Глядя на Александра Ивановича, я неоднократно думал: какое гениальное проникновение явил Тургенев, когда сделал своего Потугина – западника из западников, фанатика цивилизации, европейской науки и демократического строя, в котором она возникла и развилась, – человеком духовного происхождения, интеллигентом из семинаристов! Дети мосальского протопопа Ивана Филипповича Чупрова не уступали Потугину ни в энергии западничества, ни в фанатической вере в цивилизацию, ни в энтузиазме к поступательному прогрессу человечества, ни в надежде на эволюцию совершенства идей и явлений. Литтре называли святым без религии. Прозвище это вполне приложимо и к А. И. Чупрову – одному из самых последовательных, убежденных и бесстрастных, в мягкосердечии своем, позитивистов, каких только имела европейская наука. Единственною религиею созревшего и маститого профессора Чупрова (смолоду он был пантеистом) была вера в человечество и любовь к человеку. Зато как же могуче и ярко светила и грела в нем эта земнорожденная религия, зажженная солнцем, над нами ходящим! Оптимист до мозга костей, Чупров не был, однако, ни Панглоссом, ни Кандидом. Его возвышенный оптимизм был чужд вульгарной проповеди – «все к лучшему в этом лучшем из миров». Толстовское непротивление злу Чупров принял с негодованием, а в опрощении видел регрессивное юродство.

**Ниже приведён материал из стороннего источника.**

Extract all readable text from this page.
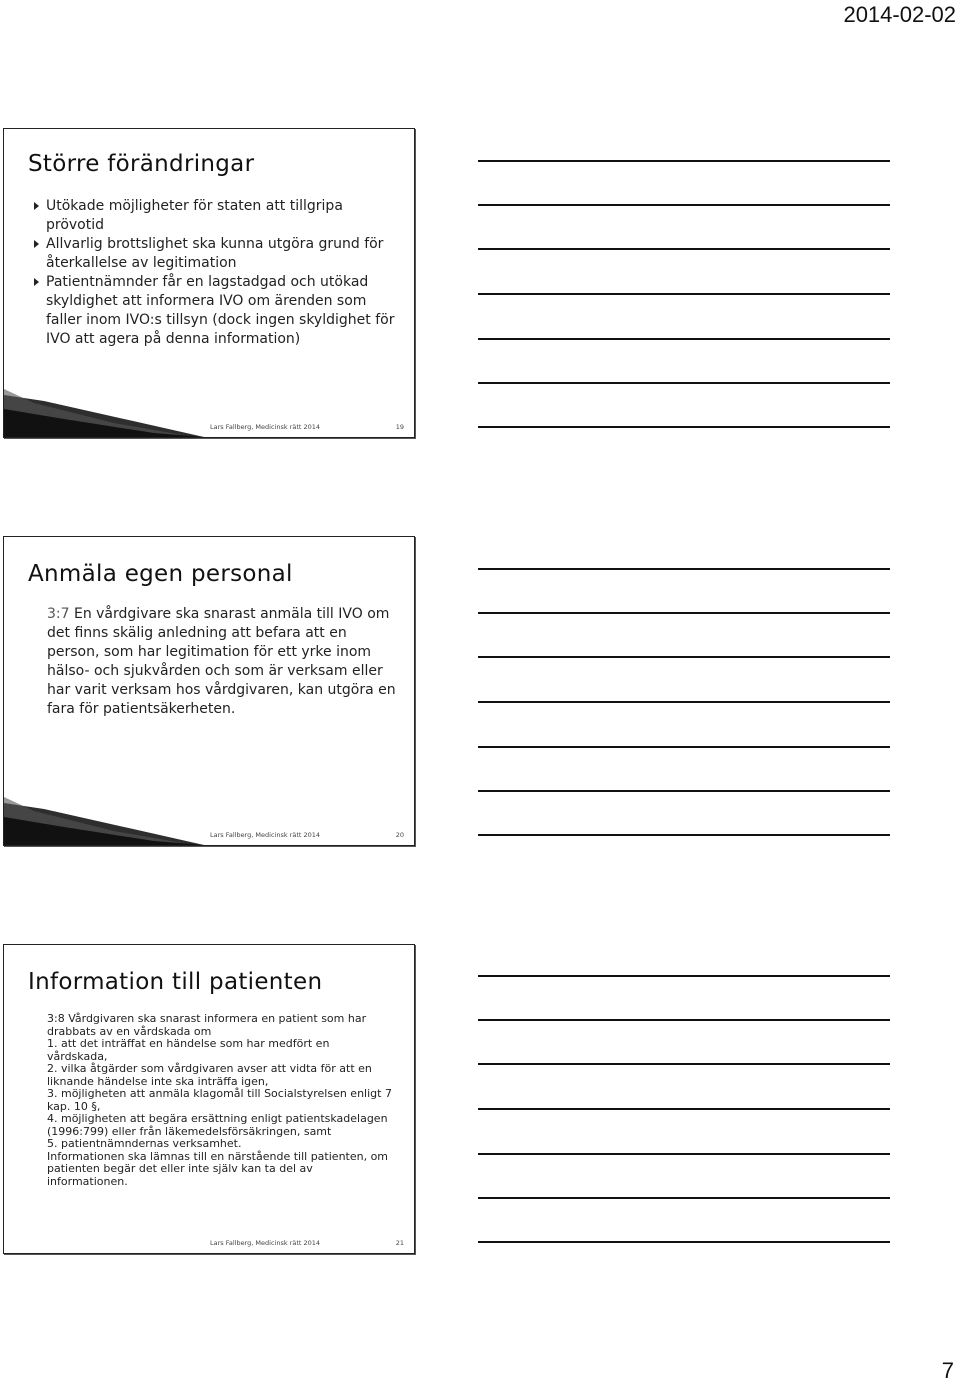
2014-02-02
Större förändringar
Utökade möjligheter för staten att tillgripa prövotid
Allvarlig brottslighet ska kunna utgöra grund för återkallelse av legitimation
Patientnämnder får en lagstadgad och utökad skyldighet att informera IVO om ärenden som faller inom IVO:s tillsyn (dock ingen skyldighet för IVO att agera på denna information)
Lars Fallberg, Medicinsk rätt 2014	19
Anmäla egen personal
3:7 En vårdgivare ska snarast anmäla till IVO om det finns skälig anledning att befara att en person, som har legitimation för ett yrke inom hälso- och sjukvården och som är verksam eller har varit verksam hos vårdgivaren, kan utgöra en fara för patientsäkerheten.
Lars Fallberg, Medicinsk rätt 2014	20
Information till patienten
3:8 Vårdgivaren ska snarast informera en patient som har drabbats av en vårdskada om
1. att det inträffat en händelse som har medfört en vårdskada,
2. vilka åtgärder som vårdgivaren avser att vidta för att en liknande händelse inte ska inträffa igen,
3. möjligheten att anmäla klagomål till Socialstyrelsen enligt 7 kap. 10 §,
4. möjligheten att begära ersättning enligt patientskadelagen (1996:799) eller från läkemedelsförsäkringen, samt
5. patientnämndernas verksamhet.
Informationen ska lämnas till en närstående till patienten, om patienten begär det eller inte själv kan ta del av informationen.
Lars Fallberg, Medicinsk rätt 2014	21
7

Оппортунизма этического в нем не было ни на кончик иглы, этической снисходительности, всепрощения, понимания и искания человека в человеке – широкое бездонное море. Бели бы Лука Максима Горького, верующий, что «люди живут для лучшего», получил кафедру политической экономии, с нее зазвучали бы ноты А. И. Чупрова. Но еще звонче пели в душе его лирические мелодии тех русских оптимистов, во что бы то ни стало и до последнего конца, которые – даже идя долиною скорби и тени смертной – непоколебимо знают, что они увидят небо в алмазах, и жизнь будет тихая, кроткая, сладкая, хотя бы – через двести лет!